CAPACITORS IN DC CIRCUITS, WORK OUT VOLTAGE STORED, AND VALUE OF CAPACITANCE, ETC?
2007-01-19 07:40:41 · 4 answers · asked by Andy C 1 in Science & Mathematics ➔ Engineering
Ware has it 1/2 right, caps in parallel add for total capacitance, but in series capacitance is reduced in exactly the same way as resistances are reduced when in parallel. the formula for caps in series is:
C-total= 1/(1/C1 + 1/C2 + 1/C3 +...)
For 2 caps in series, you can use:
C-total= C1*C2/(C1+C2)
If all the caps are equal, then in series their total capacitance is the capacitance of one cap divided by the number of caps.
To see why this is so, consider that the capacitance of a cap is inversely proportional to the thickness of the insulator. A string of 3 equal caps in series looks like this:
-------| D |--------| D |--------| D |--------
(Let "D" represent the dielectric insulator) Now notice that the right side of the first cap is connected directly to the left side of the second cap. As well the right side of the second cap to the left side of the third. So you could simply replace the string of three with a single cap of dielectric thickness of 3:
----------| DDD |--------
Since capacitance is inversely proportional to dielectric thickness, this equivalent cap has 1/3 the capacitance of one of the original 3 caps, right? On the plus side, since you've divided the supply voltage across 3 equal caps, the voltage rating for the 3 is 3 times higher than that of one of the caps - in other words, you can use 3 15-uF, 5-volt caps in series for a 15-volt supply, but the total capacitance will only be 5uF*.
Is cool?
*Actually, in practice you should derate cap voltages by some amount, 33-50% is pretty common, so for the above example, plan on perhaps 3 7-volt caps if a single 20-30V 5uF is not available.
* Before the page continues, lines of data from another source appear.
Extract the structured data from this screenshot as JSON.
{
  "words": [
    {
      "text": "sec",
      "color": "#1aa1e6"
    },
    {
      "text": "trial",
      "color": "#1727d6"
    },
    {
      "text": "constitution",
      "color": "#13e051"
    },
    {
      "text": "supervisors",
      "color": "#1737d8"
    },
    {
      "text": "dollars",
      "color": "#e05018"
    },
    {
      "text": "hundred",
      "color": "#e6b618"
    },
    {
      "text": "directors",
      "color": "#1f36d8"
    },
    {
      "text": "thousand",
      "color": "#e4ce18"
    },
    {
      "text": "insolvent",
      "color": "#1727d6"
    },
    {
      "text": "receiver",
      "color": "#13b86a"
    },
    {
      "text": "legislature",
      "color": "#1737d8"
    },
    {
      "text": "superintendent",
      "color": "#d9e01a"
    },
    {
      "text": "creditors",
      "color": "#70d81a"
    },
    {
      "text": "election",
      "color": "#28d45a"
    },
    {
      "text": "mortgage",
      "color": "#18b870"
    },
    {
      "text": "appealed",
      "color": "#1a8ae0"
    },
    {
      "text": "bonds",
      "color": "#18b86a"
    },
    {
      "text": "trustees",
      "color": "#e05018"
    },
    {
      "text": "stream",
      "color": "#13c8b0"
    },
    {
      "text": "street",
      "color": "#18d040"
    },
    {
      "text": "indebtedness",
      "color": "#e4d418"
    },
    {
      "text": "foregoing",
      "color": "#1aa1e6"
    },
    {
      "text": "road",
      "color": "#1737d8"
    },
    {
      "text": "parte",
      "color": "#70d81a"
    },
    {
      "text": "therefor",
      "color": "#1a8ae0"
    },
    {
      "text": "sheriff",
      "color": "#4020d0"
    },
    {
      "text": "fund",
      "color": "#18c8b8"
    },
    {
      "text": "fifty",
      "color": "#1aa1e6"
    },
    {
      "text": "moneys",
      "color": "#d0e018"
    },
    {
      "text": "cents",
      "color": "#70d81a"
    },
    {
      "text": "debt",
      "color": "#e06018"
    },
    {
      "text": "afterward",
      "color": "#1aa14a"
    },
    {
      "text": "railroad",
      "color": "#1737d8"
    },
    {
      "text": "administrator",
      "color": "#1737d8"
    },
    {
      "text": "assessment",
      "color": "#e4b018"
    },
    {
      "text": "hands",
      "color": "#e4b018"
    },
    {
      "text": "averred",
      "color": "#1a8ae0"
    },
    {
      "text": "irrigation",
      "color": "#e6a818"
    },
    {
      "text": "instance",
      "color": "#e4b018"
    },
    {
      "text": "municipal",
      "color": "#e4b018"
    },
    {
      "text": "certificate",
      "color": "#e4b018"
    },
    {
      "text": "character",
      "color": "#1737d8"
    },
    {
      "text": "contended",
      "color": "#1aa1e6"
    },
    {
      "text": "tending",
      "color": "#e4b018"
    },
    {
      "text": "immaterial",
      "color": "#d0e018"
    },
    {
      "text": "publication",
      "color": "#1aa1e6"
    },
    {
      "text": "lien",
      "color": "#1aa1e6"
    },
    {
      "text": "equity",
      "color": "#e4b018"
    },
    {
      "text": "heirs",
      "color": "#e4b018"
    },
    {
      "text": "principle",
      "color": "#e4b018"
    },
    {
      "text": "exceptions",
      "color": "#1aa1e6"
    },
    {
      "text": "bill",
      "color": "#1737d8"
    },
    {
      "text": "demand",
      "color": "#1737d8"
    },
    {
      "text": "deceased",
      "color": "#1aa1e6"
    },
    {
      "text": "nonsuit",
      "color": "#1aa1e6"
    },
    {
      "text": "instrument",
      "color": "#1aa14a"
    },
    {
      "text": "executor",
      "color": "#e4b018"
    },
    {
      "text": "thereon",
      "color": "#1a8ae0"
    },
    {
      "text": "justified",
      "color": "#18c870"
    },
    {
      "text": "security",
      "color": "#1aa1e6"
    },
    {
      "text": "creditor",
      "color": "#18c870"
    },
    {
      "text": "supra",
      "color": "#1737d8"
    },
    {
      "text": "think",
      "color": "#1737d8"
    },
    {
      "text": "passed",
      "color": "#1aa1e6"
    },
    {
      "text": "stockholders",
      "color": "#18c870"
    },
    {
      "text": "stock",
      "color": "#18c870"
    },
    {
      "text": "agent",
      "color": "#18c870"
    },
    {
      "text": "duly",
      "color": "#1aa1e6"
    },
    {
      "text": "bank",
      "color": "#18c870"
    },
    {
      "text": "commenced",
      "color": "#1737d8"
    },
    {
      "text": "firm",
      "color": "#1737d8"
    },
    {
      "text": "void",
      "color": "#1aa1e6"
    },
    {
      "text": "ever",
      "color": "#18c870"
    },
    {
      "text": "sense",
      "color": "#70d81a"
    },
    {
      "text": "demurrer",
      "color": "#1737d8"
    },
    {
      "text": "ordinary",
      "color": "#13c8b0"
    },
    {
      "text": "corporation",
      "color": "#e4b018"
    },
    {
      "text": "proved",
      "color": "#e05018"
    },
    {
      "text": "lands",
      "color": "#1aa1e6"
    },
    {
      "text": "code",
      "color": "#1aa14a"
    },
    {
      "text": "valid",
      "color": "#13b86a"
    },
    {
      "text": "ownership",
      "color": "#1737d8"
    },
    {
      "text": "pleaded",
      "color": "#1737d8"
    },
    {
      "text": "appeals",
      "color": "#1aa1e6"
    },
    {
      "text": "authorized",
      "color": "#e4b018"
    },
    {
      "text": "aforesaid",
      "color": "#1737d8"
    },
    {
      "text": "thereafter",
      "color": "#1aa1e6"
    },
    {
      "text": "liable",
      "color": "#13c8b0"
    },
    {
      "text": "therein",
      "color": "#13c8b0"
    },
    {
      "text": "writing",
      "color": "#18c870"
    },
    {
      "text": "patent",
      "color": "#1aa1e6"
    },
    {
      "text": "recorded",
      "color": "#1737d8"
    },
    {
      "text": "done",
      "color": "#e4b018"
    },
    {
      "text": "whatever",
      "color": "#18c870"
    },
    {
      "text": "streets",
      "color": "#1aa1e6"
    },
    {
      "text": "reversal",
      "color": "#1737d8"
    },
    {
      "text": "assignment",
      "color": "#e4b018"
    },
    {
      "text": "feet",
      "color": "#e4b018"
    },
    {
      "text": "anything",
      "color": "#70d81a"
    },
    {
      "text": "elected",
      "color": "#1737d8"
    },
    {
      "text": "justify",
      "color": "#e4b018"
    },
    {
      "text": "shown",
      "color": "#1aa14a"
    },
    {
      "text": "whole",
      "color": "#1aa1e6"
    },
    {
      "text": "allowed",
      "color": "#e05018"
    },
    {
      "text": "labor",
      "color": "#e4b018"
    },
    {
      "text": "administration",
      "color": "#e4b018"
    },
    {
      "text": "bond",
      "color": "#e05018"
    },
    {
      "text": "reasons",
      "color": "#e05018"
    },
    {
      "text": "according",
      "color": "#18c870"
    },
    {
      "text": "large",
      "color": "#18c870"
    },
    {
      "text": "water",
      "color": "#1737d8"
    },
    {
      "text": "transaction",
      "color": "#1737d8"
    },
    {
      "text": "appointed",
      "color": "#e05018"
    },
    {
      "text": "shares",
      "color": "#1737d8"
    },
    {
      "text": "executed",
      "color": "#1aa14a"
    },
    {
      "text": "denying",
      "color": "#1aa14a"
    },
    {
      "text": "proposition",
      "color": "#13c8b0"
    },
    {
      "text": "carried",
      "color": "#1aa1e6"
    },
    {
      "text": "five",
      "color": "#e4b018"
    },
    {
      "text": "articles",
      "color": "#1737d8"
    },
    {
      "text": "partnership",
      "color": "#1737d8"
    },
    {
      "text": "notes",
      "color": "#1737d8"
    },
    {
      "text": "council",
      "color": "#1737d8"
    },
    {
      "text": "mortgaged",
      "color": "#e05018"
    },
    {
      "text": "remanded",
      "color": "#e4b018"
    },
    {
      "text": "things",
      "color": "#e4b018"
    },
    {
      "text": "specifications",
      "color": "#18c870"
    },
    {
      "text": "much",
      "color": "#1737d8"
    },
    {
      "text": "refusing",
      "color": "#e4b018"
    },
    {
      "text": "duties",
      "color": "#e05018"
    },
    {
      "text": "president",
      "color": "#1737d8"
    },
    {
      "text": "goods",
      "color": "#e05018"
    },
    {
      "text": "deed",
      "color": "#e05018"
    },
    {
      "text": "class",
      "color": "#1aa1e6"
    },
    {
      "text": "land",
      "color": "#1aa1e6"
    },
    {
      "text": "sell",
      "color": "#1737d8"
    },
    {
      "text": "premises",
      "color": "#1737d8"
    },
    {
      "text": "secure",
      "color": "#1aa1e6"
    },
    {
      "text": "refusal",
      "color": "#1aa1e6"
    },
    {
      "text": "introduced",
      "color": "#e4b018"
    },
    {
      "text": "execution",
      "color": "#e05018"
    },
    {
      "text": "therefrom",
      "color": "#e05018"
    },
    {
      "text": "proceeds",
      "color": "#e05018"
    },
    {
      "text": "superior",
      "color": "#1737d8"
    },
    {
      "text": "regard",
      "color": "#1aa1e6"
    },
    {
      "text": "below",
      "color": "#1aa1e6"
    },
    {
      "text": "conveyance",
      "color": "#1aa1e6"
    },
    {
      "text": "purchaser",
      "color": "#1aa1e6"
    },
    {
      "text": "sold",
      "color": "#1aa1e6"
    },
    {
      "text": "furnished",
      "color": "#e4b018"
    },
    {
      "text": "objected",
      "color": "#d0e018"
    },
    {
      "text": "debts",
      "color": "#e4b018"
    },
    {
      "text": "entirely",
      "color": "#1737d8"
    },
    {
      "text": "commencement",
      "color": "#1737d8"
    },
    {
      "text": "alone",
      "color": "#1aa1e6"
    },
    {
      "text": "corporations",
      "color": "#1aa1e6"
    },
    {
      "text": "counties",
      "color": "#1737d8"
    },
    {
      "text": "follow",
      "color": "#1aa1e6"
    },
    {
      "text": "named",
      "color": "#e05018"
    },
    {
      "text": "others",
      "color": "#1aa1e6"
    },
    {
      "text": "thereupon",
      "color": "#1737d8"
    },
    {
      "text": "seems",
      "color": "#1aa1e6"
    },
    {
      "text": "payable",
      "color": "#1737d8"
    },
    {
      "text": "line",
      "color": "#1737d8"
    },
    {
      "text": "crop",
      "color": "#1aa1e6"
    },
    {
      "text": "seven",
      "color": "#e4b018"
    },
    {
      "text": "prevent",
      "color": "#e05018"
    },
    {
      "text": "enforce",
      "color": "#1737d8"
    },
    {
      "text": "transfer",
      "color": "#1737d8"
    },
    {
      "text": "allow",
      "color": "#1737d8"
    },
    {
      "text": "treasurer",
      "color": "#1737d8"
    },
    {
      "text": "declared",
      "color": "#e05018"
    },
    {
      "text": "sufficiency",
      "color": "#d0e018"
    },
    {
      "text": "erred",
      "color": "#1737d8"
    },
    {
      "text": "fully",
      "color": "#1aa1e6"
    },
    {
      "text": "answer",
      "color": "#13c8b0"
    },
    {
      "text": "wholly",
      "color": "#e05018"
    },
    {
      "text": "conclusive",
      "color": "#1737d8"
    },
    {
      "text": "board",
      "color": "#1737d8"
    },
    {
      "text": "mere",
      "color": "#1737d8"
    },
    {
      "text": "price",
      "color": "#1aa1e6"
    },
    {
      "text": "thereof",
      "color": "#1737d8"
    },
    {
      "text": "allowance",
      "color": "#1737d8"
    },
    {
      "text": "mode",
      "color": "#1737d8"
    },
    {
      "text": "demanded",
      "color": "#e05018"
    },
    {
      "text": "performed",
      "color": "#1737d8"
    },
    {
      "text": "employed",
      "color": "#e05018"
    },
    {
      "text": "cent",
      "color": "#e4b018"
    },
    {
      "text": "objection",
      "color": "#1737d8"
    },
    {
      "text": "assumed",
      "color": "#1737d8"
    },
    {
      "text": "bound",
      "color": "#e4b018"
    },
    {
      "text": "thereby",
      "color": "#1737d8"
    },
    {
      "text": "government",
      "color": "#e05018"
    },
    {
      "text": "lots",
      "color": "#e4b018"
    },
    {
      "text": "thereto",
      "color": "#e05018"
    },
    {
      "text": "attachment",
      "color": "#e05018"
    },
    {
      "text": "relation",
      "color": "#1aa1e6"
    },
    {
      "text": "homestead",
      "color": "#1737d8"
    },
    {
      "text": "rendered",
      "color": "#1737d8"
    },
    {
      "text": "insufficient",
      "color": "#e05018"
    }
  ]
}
2007-01-19 13:18:54 · answer #1 · answered by Gary H 6 · 1⤊ 0⤋
I must correct a previous answer.
Two caps in series
If value of caps is x F
Series value is y
1/y = 1/x + 1/x
So if caps are 1 uF , (10^-6 F)
1/y = 1/(10^-6) + 1/(10^-6)
1/y = 10^6 + 10^6
1/y = 2 x 10^6
y = 1/(2 X 10^6)
y = 0.5 X 10^-6
value is 0.5uF
2007-01-20 05:20:01 · answer #2 · answered by efes_haze 5 · 0⤊ 0⤋
Caps in series:
Voltage is ADDED
Capacitance is lowest of the two
Caps in parallel:
Voltage is lowest of the two
Capacitance is ADDED
I.E. ----------------------------------------------
two 1uF, 10v caps in series:
Voltage is 20v
Capacitance is 1uF
two 1uF, 10v caps in parallel:
Voltage is 10v
Capacitance is 2uF
2007-01-19 16:33:48 · answer #3 · answered by Ware 2 · 0⤊ 1⤋
a conductor is working as switch ...
and no diffrence
2007-01-19 16:54:50 · answer #4 · answered by Eyad E 3 · 0⤊ 2⤋